Some of the instances of miscasting and poorly used actors have to fall on Kramer. He had been a successful producer prior to taking the reins here, with credits including Champion, The Sniper, and The Caine Mutiny. The 1955 adaptation of Morton Thompson's bestseller was the first in a remarkable string of nine movies that concluded with Guess Who's Coming to Dinner in 1967. Kramer's work afterward didn't seem to push the same buttons, and all of his remaining features, which amounted to just over half of his directing career, have largely faded from the collective consciousness. He shows an early flair for dramatics and emotionally heightened situations in Not as a Stranger but there's little hiding the inconsequential, overwrought nature of the whole thing. When Mitchum challenges the competence of another doctor, something that happens on two separate occasions, it's less a criticism of the profession and its practitioners than a reveal of the character's attitude.

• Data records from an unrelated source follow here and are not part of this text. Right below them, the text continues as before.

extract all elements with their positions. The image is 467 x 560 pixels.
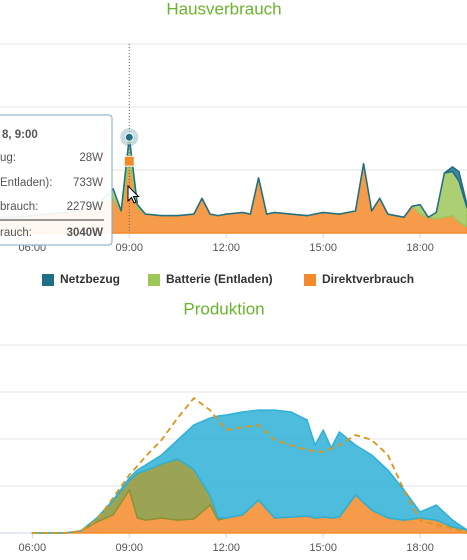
chart-title: Hausverbrauch [166, 0, 281, 18]
tooltip-title: 8, 9:00 [2, 129, 38, 141]
tooltip-value: 733W [73, 177, 103, 189]
tooltip-label: brauch: [0, 201, 38, 213]
tooltip-box [0, 114, 113, 246]
tooltip-label: Entladen): [0, 177, 52, 189]
chart-title: Produktion [183, 299, 264, 318]
x-tick-label: 15:00 [309, 242, 337, 254]
tooltip-value: 3040W [67, 227, 104, 239]
x-tick-label: 12:00 [212, 542, 240, 554]
tooltip-value: 28W [79, 152, 103, 164]
legend-label: Batterie (Entladen) [166, 272, 273, 286]
legend-swatch [148, 274, 160, 286]
x-tick-label: 06:00 [19, 542, 47, 554]
area [0, 136, 467, 218]
tooltip-value: 2279W [67, 201, 104, 213]
x-tick-label: 09:00 [116, 542, 144, 554]
x-tick-label: 18:00 [406, 242, 434, 254]
x-tick-label: 15:00 [309, 542, 337, 554]
x-tick-label: 18:00 [406, 542, 434, 554]
legend-label: Netzbezug [60, 272, 120, 286]
hover-marker [124, 132, 134, 142]
tooltip-label: rauch: [0, 227, 32, 239]
legend-label: Direktverbrauch [322, 272, 414, 286]
legend-swatch [304, 274, 316, 286]
cursor [127, 184, 140, 204]
x-tick-label: 09:00 [116, 242, 144, 254]
area [31, 409, 467, 534]
forecast-line [32, 396, 467, 534]
x-tick-label: 12:00 [212, 242, 240, 254]
hover-marker [123, 155, 135, 167]
legend-swatch [42, 274, 54, 286]
tooltip-label: ug: [0, 152, 16, 164]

The film is a melodrama of the sort that clogged up Hollywood in the fifties, though it's still surprising that a proper DVD was never put out in R1. Its cast, and the potentially compelling steadfastness of the protagonist, help to make Not as a Stranger a better picture than its tepid reputation might suggest. Mitchum does justice to his character even if the script, especially the ending, fails him at times. The remaining ingredients emphasize an audience-friendly, popcorn tone to the movie that works best if, as here, there are actors involved who are so highly watchable. Some attempts at innovative editing mostly just look choppy, with the one patient after another cattle call effect shown when Mitchum begins interning at the hospital and then repeated again, as a means of juxtaposing the different kinds of patients, when he starts practicing in town. Strange decisions in the script and by Kramer may be bothersome, even devaluing what could have been a better overall film, but there's still enough here to warrant a recommendation.

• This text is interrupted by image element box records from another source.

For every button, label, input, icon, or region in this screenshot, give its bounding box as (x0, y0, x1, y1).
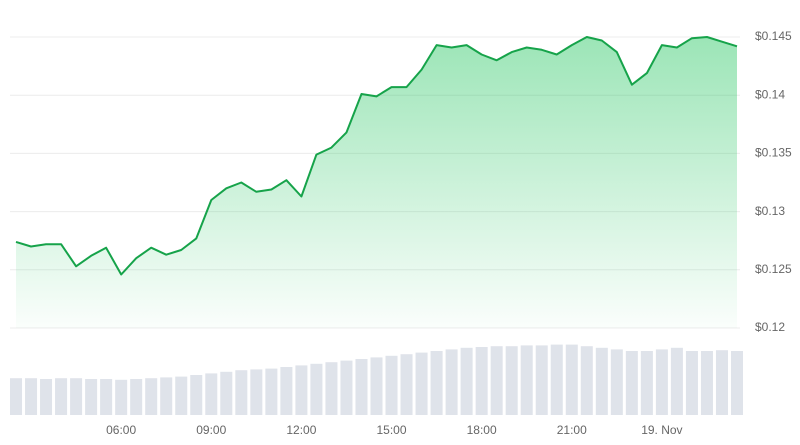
volume-bar (250, 369, 263, 415)
volume-bar (325, 362, 338, 415)
volume-bar (85, 379, 98, 415)
volume-bar (640, 351, 653, 415)
y-tick-label: $0.12 (755, 320, 785, 334)
volume-bar (595, 347, 608, 415)
price-line (15, 36, 738, 276)
volume-bar (115, 379, 128, 415)
volume-bar (430, 351, 443, 415)
y-tick-label: $0.13 (755, 204, 785, 218)
x-tick-label: 15:00 (377, 423, 407, 437)
y-tick-label: $0.145 (755, 29, 792, 43)
x-tick-label: 21:00 (557, 423, 587, 437)
volume-bar (685, 351, 698, 415)
volume-bar (310, 363, 323, 415)
volume-bar (625, 351, 638, 415)
area-fill (16, 37, 737, 328)
volume-bar (400, 354, 413, 415)
volume-bar (295, 365, 308, 415)
volume-bar (145, 378, 158, 415)
volume-bar (550, 344, 563, 415)
volume-bar (520, 345, 533, 415)
y-tick-label: $0.125 (755, 262, 792, 276)
volume-bar (235, 370, 248, 415)
volume-bar (370, 357, 383, 415)
x-tick-label: 18:00 (467, 423, 497, 437)
volume-bar (730, 351, 744, 415)
volume-bar (205, 373, 218, 415)
y-tick-label: $0.135 (755, 146, 792, 160)
volume-bar (130, 379, 143, 415)
x-tick-label: 19. Nov (641, 423, 682, 437)
volume-bar (100, 379, 113, 415)
y-tick-label: $0.14 (755, 87, 785, 101)
volume-bar (355, 359, 368, 415)
volume-bar (505, 346, 518, 415)
x-tick-label: 09:00 (196, 423, 226, 437)
volume-bar (70, 378, 83, 415)
volume-bar (535, 345, 548, 415)
volume-bar (55, 378, 68, 415)
volume-bar (490, 346, 503, 415)
volume-bar (280, 367, 293, 415)
volume-bar (715, 350, 728, 415)
x-tick-label: 06:00 (106, 423, 136, 437)
volume-bar (415, 352, 428, 415)
volume-bar (580, 346, 593, 415)
volume-bar (10, 378, 23, 415)
volume-bar (655, 349, 668, 415)
volume-bar (40, 379, 53, 415)
volume-bar (670, 347, 683, 415)
volume-bar (475, 347, 488, 415)
volume-bar (700, 351, 713, 415)
volume-bar (445, 349, 458, 415)
volume-bar (265, 368, 278, 415)
volume-bar (220, 371, 233, 415)
volume-bar (610, 349, 623, 415)
volume-bar (385, 355, 398, 415)
volume-bar (340, 360, 353, 415)
x-tick-label: 12:00 (286, 423, 316, 437)
volume-bar (460, 347, 473, 415)
volume-bar (160, 377, 173, 415)
volume-bar (565, 344, 578, 415)
volume-bar (175, 376, 188, 415)
volume-bar (25, 378, 38, 415)
volume-bar (190, 375, 203, 415)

Not as a Stranger was apparently not deemed to be worthy of a pressed disc from MGM in R1 so it instead is released as part of the Limited Edition Collection, a near-euphemism for a line of made-on-demand DVD-Rs. Both Spain and Germany have standard DVD releases available. I picked up the edition in the latter country for what seemed like a real bargain last year but it proved to be a mess, brimming with noise and artifacts.

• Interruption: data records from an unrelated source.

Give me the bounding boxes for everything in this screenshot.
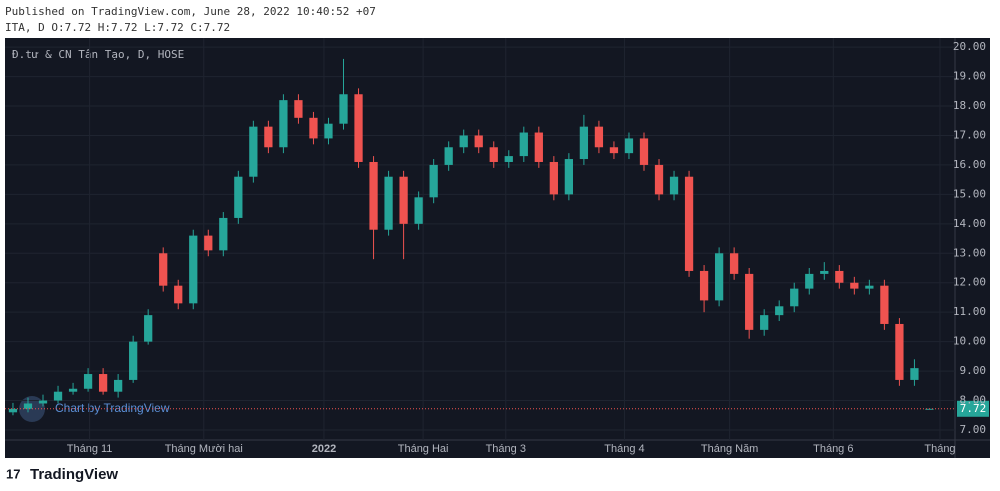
candle-body [684, 176, 694, 271]
candle-body [714, 253, 724, 301]
x-tick-label: Tháng 3 [486, 443, 526, 455]
candle-body [68, 388, 78, 392]
candle-body [624, 138, 634, 154]
candle-body [8, 408, 18, 413]
candle-body [895, 323, 904, 380]
candle-body [594, 126, 604, 148]
candle-body [83, 374, 93, 389]
y-tick-label: 7.00 [960, 423, 987, 436]
candle-body [745, 273, 754, 330]
chart-title: Đ.tư & CN Tân Tạo, D, HOSE [12, 48, 184, 61]
candle-body [309, 117, 318, 139]
candle-body [805, 273, 814, 289]
candle-body [204, 235, 213, 251]
y-tick-label: 16.00 [953, 158, 986, 171]
candle-body [234, 176, 243, 218]
candle-body [279, 100, 288, 148]
brand-logo: 17 [6, 466, 20, 481]
candle-body [159, 253, 168, 286]
candle-body [369, 161, 378, 230]
candle-body [835, 270, 844, 283]
candle-body [639, 138, 649, 165]
panel [5, 38, 990, 458]
y-tick-label: 14.00 [953, 217, 986, 230]
candle-body [669, 176, 679, 195]
candle-body [609, 147, 619, 154]
candle-body [38, 400, 48, 404]
candle-body [504, 156, 513, 162]
y-tick-label: 13.00 [953, 246, 986, 259]
candle-body [880, 285, 889, 324]
last-price-label: 7.72 [960, 402, 987, 415]
candle-body [174, 285, 183, 304]
x-tick-label: Tháng 11 [67, 443, 113, 455]
candle-body [444, 147, 453, 165]
candle-body [865, 285, 874, 289]
candle-body [534, 132, 543, 162]
y-tick-label: 20.00 [953, 40, 986, 53]
candle-body [850, 282, 859, 289]
y-tick-label: 18.00 [953, 99, 986, 112]
ohlc: ITA, D O:7.72 H:7.72 L:7.72 C:7.72 [5, 21, 230, 34]
candle-body [144, 315, 153, 342]
candle-body [264, 126, 273, 148]
candle-body [114, 379, 123, 392]
last-price-tag [957, 400, 989, 417]
published: Published on TradingView.com, June 28, 2… [5, 5, 376, 18]
candle-body [189, 235, 198, 304]
candle-body [98, 374, 108, 392]
candle-body [354, 94, 363, 162]
y-tick-label: 11.00 [953, 305, 986, 318]
candle-body [489, 147, 498, 162]
candle-body [654, 164, 664, 195]
brand: TradingView [30, 466, 118, 483]
candle-body [459, 135, 468, 148]
candle-body [730, 253, 739, 274]
candle-body [820, 270, 829, 274]
candle-body [579, 126, 589, 160]
candle-body [775, 306, 784, 316]
candle-body [429, 164, 438, 198]
candle-body [53, 391, 63, 401]
candle-body [324, 123, 333, 139]
candle-body [699, 270, 709, 301]
y-tick-label: 17.00 [953, 128, 986, 141]
candle-body [564, 159, 574, 195]
candle-body [23, 403, 33, 409]
candle-body [339, 94, 348, 124]
y-tick-label: 8.00 [960, 394, 987, 407]
y-tick-label: 19.00 [953, 70, 986, 83]
candle-body [790, 288, 799, 307]
watermark: Chart by TradingView [55, 401, 170, 415]
y-tick-label: 12.00 [953, 276, 986, 289]
candle-body [219, 217, 228, 251]
candle-body [549, 161, 558, 195]
candle-body [399, 176, 408, 224]
x-tick-label: Tháng Hai [398, 443, 449, 455]
x-tick-label: Tháng 6 [813, 443, 853, 455]
candle-body [519, 132, 528, 157]
x-tick-label: Tháng 4 [604, 443, 644, 455]
y-tick-label: 9.00 [960, 364, 987, 377]
x-tick-label: Tháng [924, 443, 955, 455]
candle-body [760, 315, 769, 330]
candle-body [294, 100, 303, 118]
candle-body [249, 126, 258, 177]
candle-body [414, 197, 423, 224]
candle-body [474, 135, 483, 148]
y-tick-label: 15.00 [953, 187, 986, 200]
x-tick-label: Tháng Năm [701, 443, 758, 455]
candle-body [910, 368, 919, 380]
x-tick-label: 2022 [312, 443, 336, 455]
candle-body [384, 176, 393, 230]
y-tick-label: 10.00 [953, 335, 986, 348]
x-tick-label: Tháng Mười hai [165, 443, 243, 455]
candle-body [129, 341, 138, 380]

This single-layered DVD-R shows no damage and looks rather good. Sharpness and visible detail are strong points. Some shots look a tad softer than others but it's generally consistent. Contrast is maybe not ideal in terms of greyscale and black levels. The transfer otherwise looks to have been worthy of a proper retail release on DVD instead of this fate. Stability is not a concern. Some noise remains among the swirling and intact grain but it's forgivable. The film is in the 1.33:1 aspect ratio despite the back of the case indicating "wide screen."
English mono audio presents no issues though remains modest, as one might expect. Dialogue sounds pleasantly clear while volume maintains a nice consistency during playback. There are no subtitles offered.
Nothing in the way of special features, either.